Confirms the port’s state/configuration in the Maestro domain.

5) The turning point: “no log” — does the traffic exist in the SG dataplane?

This step quickly separates “problem before the gateway” from “problem inside the gateway.”

5.1 Prove the session/connection on the SG

Example (intentionally generic IPs):

asg search -v 10.10.40.25 \* 203.0.113.50 443 tcp

Interpretation:

• No output: traffic likely is not reaching the SG (or it’s taking a different path). Return to L1/L2/L3 and capture at the correct point.

• Output present: traffic exists in the dataplane; you now have a basis to correlate with NAT, routing, policy, and VPN.

If the connection does not “exist” for the SG, changing policy/VPN is usually wasted effort.

 

6) Single-SGM failure: how to investigate and restore consistency

Typical symptom: intermittent failures, “some flows drop,” “works after some time.”

6.1 Controlled action to reintegrate a suspected member (when needed)

On the suspected SGM:

clusterXL_admin down
clusterXL_admin up

Risk: medium (sessions anchored to that member can be impacted).
Pre-condition: confirm headroom with asg perf -v.
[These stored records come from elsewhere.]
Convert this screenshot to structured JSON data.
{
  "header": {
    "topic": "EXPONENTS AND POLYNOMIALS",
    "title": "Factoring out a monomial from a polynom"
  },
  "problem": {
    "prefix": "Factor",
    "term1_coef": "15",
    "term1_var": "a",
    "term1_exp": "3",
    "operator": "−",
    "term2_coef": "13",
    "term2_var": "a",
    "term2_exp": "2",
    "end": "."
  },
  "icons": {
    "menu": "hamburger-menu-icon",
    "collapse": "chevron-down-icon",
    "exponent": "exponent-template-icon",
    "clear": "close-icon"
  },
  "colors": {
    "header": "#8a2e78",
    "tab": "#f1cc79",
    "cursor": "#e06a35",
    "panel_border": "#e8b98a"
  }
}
6.2 Check state and drift indicators

cphaprob list
tail $FWDIR/log/blade_config

What to look for:

• cphaprob list: HA/cluster participation/state signals and inconsistencies

• blade_config: alerts and errors that indicate configuration drift

Closing

Maestro troubleshooting requires discipline: start with SG health, then prove traffic exists, then validate physical stability, and only then go deeper. If you follow this sequence with objective commands, “phantom incidents” drop sharply—and troubleshooting becomes engineering, not guesswork.